Git and hg


John Goerzen recently posted about Git, Mercurial and Bzr that I found interesting, especially since I used to be in the hg camp, but have been gradually using git more and more, even to the point making minor improvements to the git documentation and writing the git mergetool, since being able to automatically fire up a graphical merge tool was one of the features which I missed from hg. So while I haven’t yet converted the primary SCM repository for e2fsprogs to use git (yet), I’ve reached an opposite concolusion from John, and yet, I can’t really argue with his observations.

The main reason why I’ve come out in favor of git is that I see its potential as being greater than hg, and so while it definitely has some ease-of-use and documentation shortcomings, in the long run I think it has “more legs” than hg, and with the release of git 1.5.0, it became clear that the git community was willing to work on these particular shortcomings, which is why I started working on it and making plans to migrate e2fsprogs to use git. The main reasons why I think git is more powerful is that not just that it supports lightweight branches inside a single repository (although I really do like that a lot since it makes it a lot easier to run multiple experiments in parallel and switch back and forth between them), but also because git is much more Unix-like; there are lots of tools that enable scripting for either new git extensions or for ad-hoc shell pipelines that you can’t really easily do in hg without breaking into Python.

But git definitely does have shortcomings, and John is on the mark with most of them. Git’s documentation is very poor. Part of the problem stems for tutorials that were written to work with older versions of git (don’t try using anything older than git 1.5 if you are a git newbie; git 1.4.x is far more user-hostile) or were written for use with systems built on top of git 1.4.x, such as Cogito. (I don’t recommend Cogito, since git 1.5 is significantly more usable, and I’ve always found Cogito to be more confusing that just using stack git.) The tutorials that are distributed with git 1.5 are much better, but they clear do need more work.

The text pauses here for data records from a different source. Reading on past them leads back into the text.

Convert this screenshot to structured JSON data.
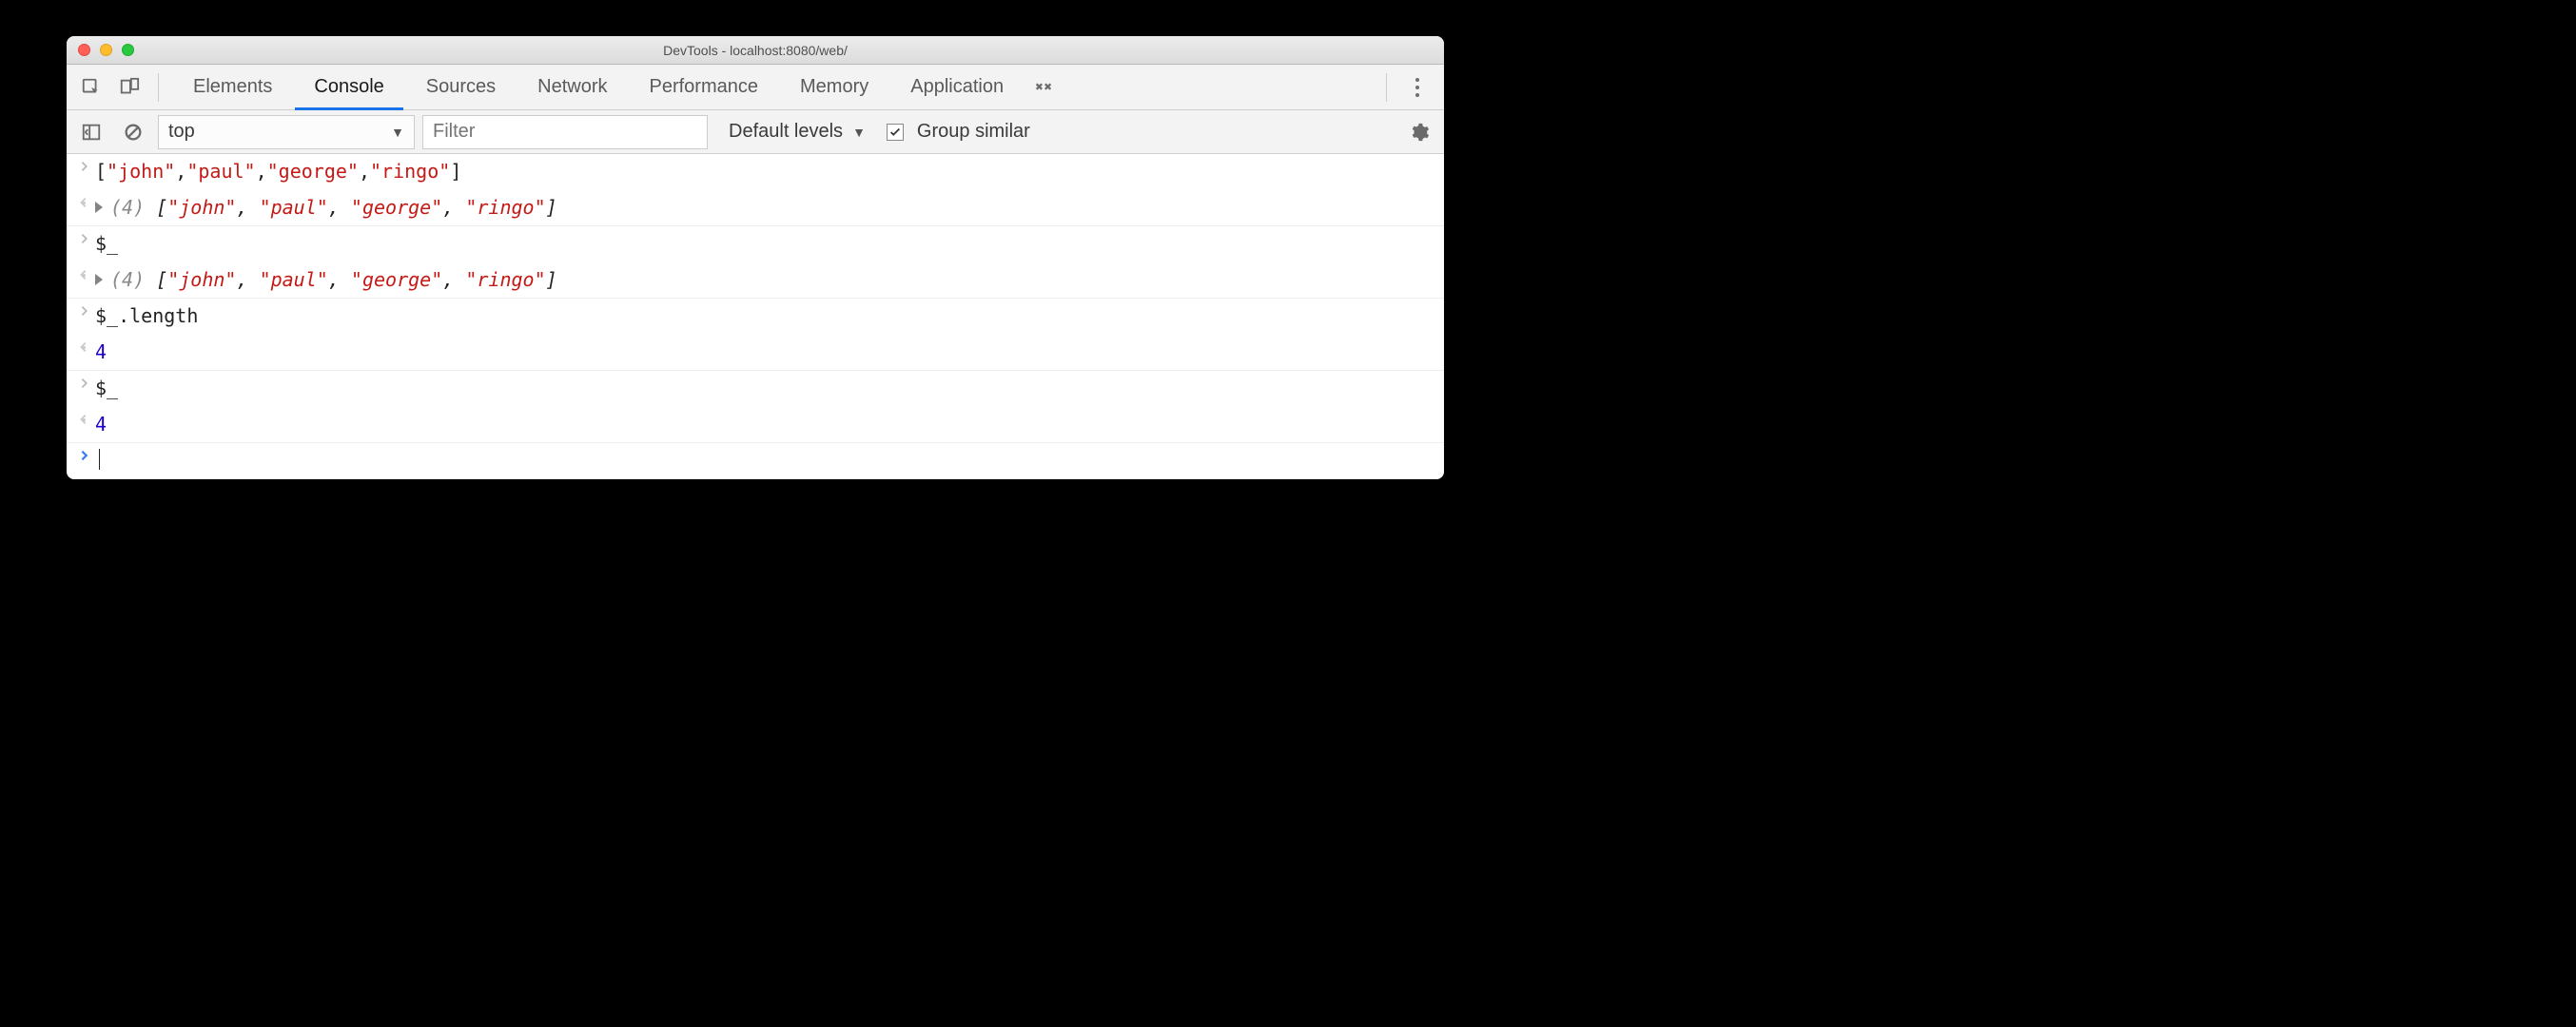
{
  "window": {
    "title": "DevTools - localhost:8080/web/"
  },
  "tabbar": {
    "tabs": [
      {
        "label": "Elements",
        "active": false
      },
      {
        "label": "Console",
        "active": true
      },
      {
        "label": "Sources",
        "active": false
      },
      {
        "label": "Network",
        "active": false
      },
      {
        "label": "Performance",
        "active": false
      },
      {
        "label": "Memory",
        "active": false
      },
      {
        "label": "Application",
        "active": false
      }
    ]
  },
  "subbar": {
    "context": "top",
    "filter_placeholder": "Filter",
    "levels_label": "Default levels",
    "group_similar_label": "Group similar",
    "group_similar_checked": true
  },
  "console": {
    "rows": [
      {
        "kind": "input",
        "segments": [
          {
            "t": "punct",
            "v": "["
          },
          {
            "t": "str",
            "v": "\"john\""
          },
          {
            "t": "punct",
            "v": ","
          },
          {
            "t": "str",
            "v": "\"paul\""
          },
          {
            "t": "punct",
            "v": ","
          },
          {
            "t": "str",
            "v": "\"george\""
          },
          {
            "t": "punct",
            "v": ","
          },
          {
            "t": "str",
            "v": "\"ringo\""
          },
          {
            "t": "punct",
            "v": "]"
          }
        ],
        "grouped_with_next": true
      },
      {
        "kind": "output",
        "expandable": true,
        "prefix_gray": "(4) ",
        "segments": [
          {
            "t": "punct",
            "v": "["
          },
          {
            "t": "str",
            "v": "\"john\""
          },
          {
            "t": "punct",
            "v": ", "
          },
          {
            "t": "str",
            "v": "\"paul\""
          },
          {
            "t": "punct",
            "v": ", "
          },
          {
            "t": "str",
            "v": "\"george\""
          },
          {
            "t": "punct",
            "v": ", "
          },
          {
            "t": "str",
            "v": "\"ringo\""
          },
          {
            "t": "punct",
            "v": "]"
          }
        ],
        "italic": true
      },
      {
        "kind": "input",
        "segments": [
          {
            "t": "punct",
            "v": "$_"
          }
        ],
        "grouped_with_next": true
      },
      {
        "kind": "output",
        "expandable": true,
        "prefix_gray": "(4) ",
        "segments": [
          {
            "t": "punct",
            "v": "["
          },
          {
            "t": "str",
            "v": "\"john\""
          },
          {
            "t": "punct",
            "v": ", "
          },
          {
            "t": "str",
            "v": "\"paul\""
          },
          {
            "t": "punct",
            "v": ", "
          },
          {
            "t": "str",
            "v": "\"george\""
          },
          {
            "t": "punct",
            "v": ", "
          },
          {
            "t": "str",
            "v": "\"ringo\""
          },
          {
            "t": "punct",
            "v": "]"
          }
        ],
        "italic": true
      },
      {
        "kind": "input",
        "segments": [
          {
            "t": "punct",
            "v": "$_.length"
          }
        ],
        "grouped_with_next": true
      },
      {
        "kind": "output",
        "segments": [
          {
            "t": "num",
            "v": "4"
          }
        ]
      },
      {
        "kind": "input",
        "segments": [
          {
            "t": "punct",
            "v": "$_"
          }
        ],
        "grouped_with_next": true
      },
      {
        "kind": "output",
        "segments": [
          {
            "t": "num",
            "v": "4"
          }
        ]
      },
      {
        "kind": "prompt"
      }
    ]
  }
}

It is true that the many of the man pages in git are lacking, and John’s criticism of the fact that many man pages do not list all of the options that they take, but rather refer to other man pages is on point and accurate. It has gotten better (take a look at the git-diff man page from the git 1.4.x days, and laugh or cry, depending on your point of view) but there is still much work to be done. In practice, the better way to use the git man pages is to skip past the options section, and take a look at the Examples section. This shows a number of ways that a particular command might be used, just as a Unix master might say, “Grasshoper, see how you can use awk to do all of these amazing things.”

I do take issue with John’s assertion that git’s philosophy has been to make life easy for the central maintainer, and not to pay much attention to the needs of individual contributors. That may have been Linus’s development priorities but with Junio having taking over maintenance, there have been a lot of improvements in git 1.5.0 to make life easier for people who are tracking remote repositories and making changes, in particular the git remote command.

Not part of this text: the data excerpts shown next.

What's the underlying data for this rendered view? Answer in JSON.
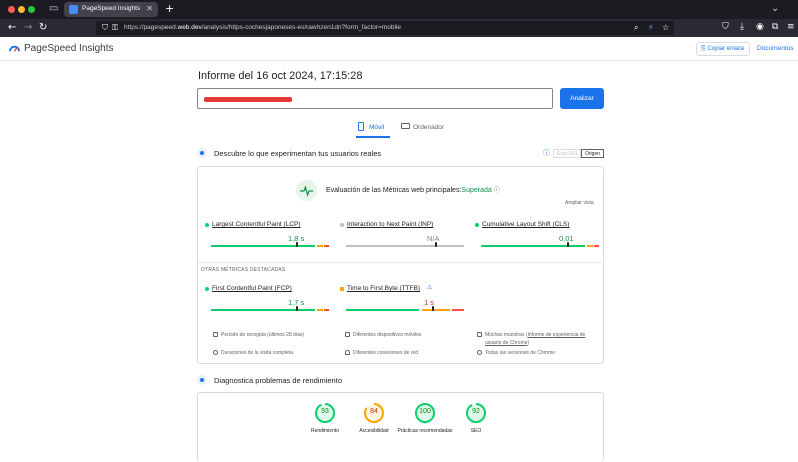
{
  "browser": {
    "tab_title": "PageSpeed Insights",
    "tab_close": "✕",
    "new_tab": "+",
    "url_prefix": "https://pagespeed.",
    "url_domain": "web.dev",
    "url_rest": "/analysis/https-cochesjaponeses-es/rawhzen1dn?form_factor=mobile"
  },
  "header": {
    "brand": "PageSpeed Insights",
    "copy_link": "Copiar enlace",
    "docs": "Documentos"
  },
  "report": {
    "title": "Informe del 16 oct 2024, 17:15:28",
    "analyze_button": "Analizar"
  },
  "device_tabs": [
    {
      "label": "Móvil",
      "selected": true
    },
    {
      "label": "Ordenador",
      "selected": false
    }
  ],
  "field_section": {
    "title": "Descubre lo que experimentan tus usuarios reales",
    "source_url": "Esta URL",
    "source_origin": "Origen"
  },
  "cwv": {
    "title": "Evaluación de las Métricas web principales:",
    "status": "Superada",
    "expand": "Ampliar vista"
  },
  "core_metrics": [
    {
      "name": "Largest Contentful Paint (LCP)",
      "value": "1,8 s",
      "status": "good",
      "marker": 0.72
    },
    {
      "name": "Interaction to Next Paint (INP)",
      "value": "N/A",
      "status": "none",
      "marker": 0.75
    },
    {
      "name": "Cumulative Layout Shift (CLS)",
      "value": "0,01",
      "status": "good",
      "marker": 0.73
    }
  ],
  "other_title": "OTRAS MÉTRICAS DESTACADAS",
  "other_metrics": [
    {
      "name": "First Contentful Paint (FCP)",
      "value": "1,7 s",
      "status": "good",
      "marker": 0.72
    },
    {
      "name": "Time to First Byte (TTFB)",
      "value": "1 s",
      "status": "average",
      "marker": 0.73
    }
  ],
  "footer_items": [
    {
      "text": "Periodo de recogida (últimos 28 días)"
    },
    {
      "text": "Diferentes dispositivos móviles"
    },
    {
      "text": "Muchas muestras (",
      "link": "Informe de experiencia de usuario de Chrome",
      "suffix": ")"
    },
    {
      "text": "Duraciones de la visita completa"
    },
    {
      "text": "Diferentes conexiones de red"
    },
    {
      "text": "Todas las versiones de Chrome"
    }
  ],
  "diag_section": {
    "title": "Diagnostica problemas de rendimiento"
  },
  "scores": [
    {
      "label": "Rendimiento",
      "value": "93",
      "score": 0.93,
      "color": "#0cce6b",
      "text_color": "#008800"
    },
    {
      "label": "Accesibilidad",
      "value": "84",
      "score": 0.84,
      "color": "#ffa400",
      "text_color": "#c33300"
    },
    {
      "label": "Prácticas recomendadas",
      "value": "100",
      "score": 1.0,
      "color": "#0cce6b",
      "text_color": "#008800"
    },
    {
      "label": "SEO",
      "value": "92",
      "score": 0.92,
      "color": "#0cce6b",
      "text_color": "#008800"
    }
  ],
  "colors": {
    "accent": "#1a73e8",
    "good": "#0cce6b",
    "average": "#ffa400",
    "poor": "#ff4e42",
    "none": "#bdc1c6"
  }
}
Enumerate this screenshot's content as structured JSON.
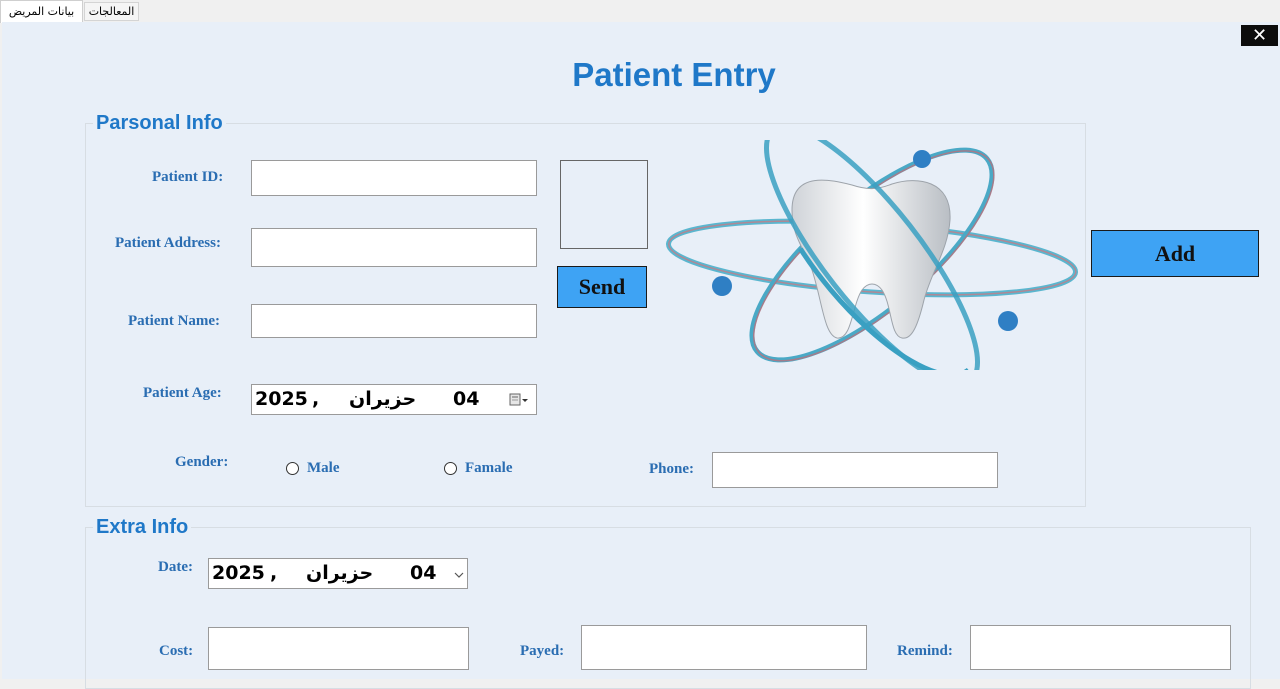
{
  "tabs": [
    {
      "label": "بيانات المريض",
      "active": true
    },
    {
      "label": "المعالجات",
      "active": false
    }
  ],
  "window": {
    "close_glyph": "✕"
  },
  "title": "Patient Entry",
  "personal": {
    "title": "Parsonal Info",
    "patient_id_label": "Patient ID:",
    "patient_id_value": "",
    "address_label": "Patient Address:",
    "address_value": "",
    "name_label": "Patient Name:",
    "name_value": "",
    "age_label": "Patient Age:",
    "age_year": "2025",
    "age_comma": ",",
    "age_month": "حزيران",
    "age_day": "04",
    "gender_label": "Gender:",
    "male_label": "Male",
    "female_label": "Famale",
    "phone_label": "Phone:",
    "phone_value": "",
    "send_label": "Send",
    "add_label": "Add"
  },
  "extra": {
    "title": "Extra Info",
    "date_label": "Date:",
    "date_year": "2025",
    "date_comma": ",",
    "date_month": "حزيران",
    "date_day": "04",
    "cost_label": "Cost:",
    "cost_value": "",
    "payed_label": "Payed:",
    "payed_value": "",
    "remind_label": "Remind:",
    "remind_value": ""
  },
  "colors": {
    "accent": "#1f78c8",
    "label": "#2a6db2",
    "button": "#3ea3f4",
    "panel": "#e8eff8"
  },
  "icons": {
    "logo": "tooth-atom-logo",
    "calendar": "calendar-icon",
    "dropdown": "chevron-down-icon",
    "close": "close-icon"
  }
}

The most interesting observation which John made was the non-intuitive semantics of git-format-patches, and I did find it interesting that one commenter posted a solution which made perfect sense given other git commands, and yet didn’t work. Obviously the person who posted the comment didn’t bother to try it first, probably because in most other places git is actually pretty consistent; but git-format-patch is one of the places where most painfully is not. I view this as a bug that should be fixed, and fortunately I think it can be fixed without breaking the git-format-patches is currently being used. (The problem is that it doesn’t use the standard notation so it is more convenient in the common case of how it is normally used, where the end point is not specified and is always the the tip of the current branch. I believe we can avoid the UI surprise by making git-format-patch use the standard revision range parsing if parameter contains the “..” or “…” operators. I’ll have to try to prepare a patch which does this and see whether it gets accepted.)

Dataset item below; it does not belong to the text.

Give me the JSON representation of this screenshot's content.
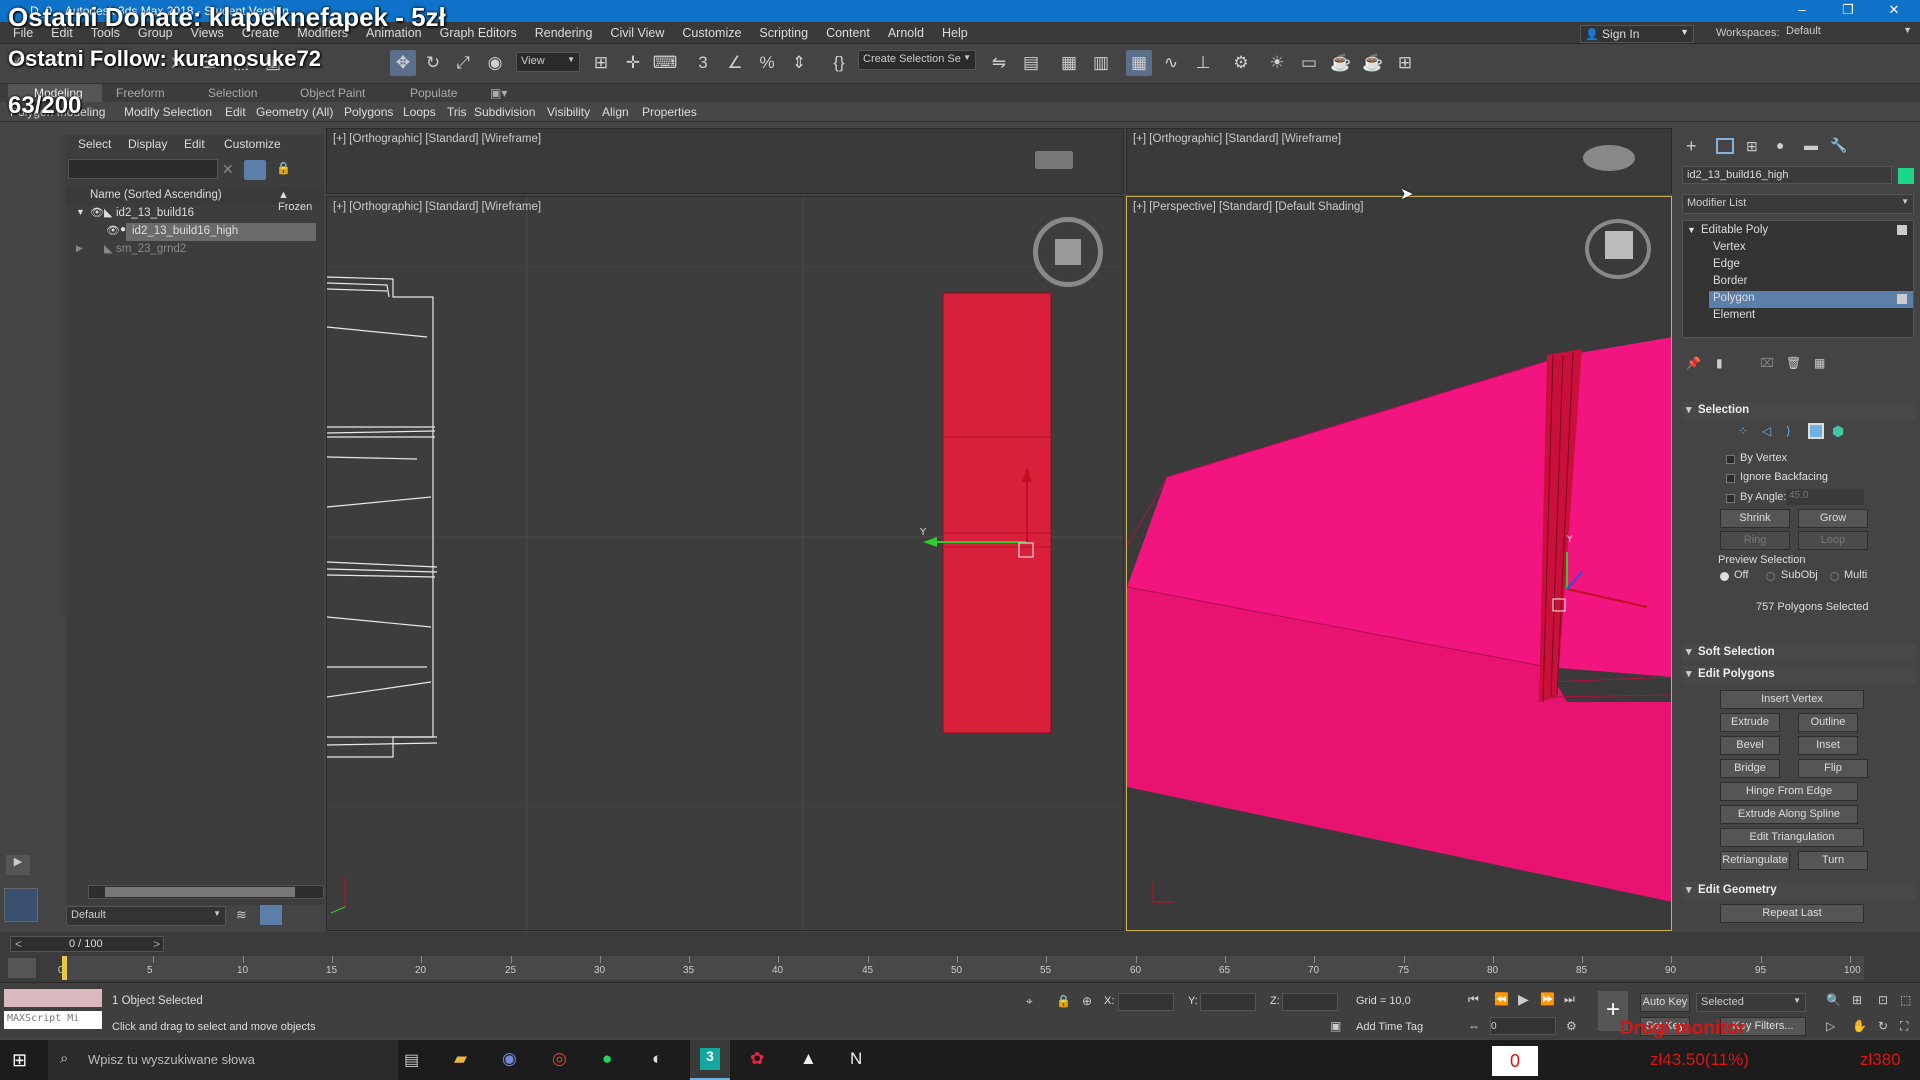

So basically git does have short-comings, yes, but people will come out in different places about which tools is best for them, and that’s OK. Actually, I think the ultimate solution for this problem is to build a bidrectoinal hg/git gateway. There are tools that will export from hg to git, and vice versa, and they are actually pretty sophisticated. I don’t think it should be that painful to create a tool that does incremental exports in both directions, maintaining state so that the right thing happens when a commit gets made on the git side, and gets exported into hg, or vice versa. Ultimately I think that’s the best solution, since that way people can use whatever tool they want, and still contribute and development as first class citizens. This is the main reason why I’ve held off on converting e2fsprogs to git (although I have made some private test repositories which I’ll use to take advantage of git’s superior annotation and query/log utilities); I don’t want to make a git repository of e2fsprogs public until I’m sure that a bidrectional gateway tool won’t require me to make any changes that affect the commit-id’s, since that would invalidate any work that people have done that was based on a clone of the coverted git repository.

I have a rough design for how to do the bidirectional gateway, but the issue is finding time to implement it. Anyone with free time looking for a project? If so, contact me. I probably should have written this up as a potential Google Summer of Code project, but it’s too late for this year. Oh, well.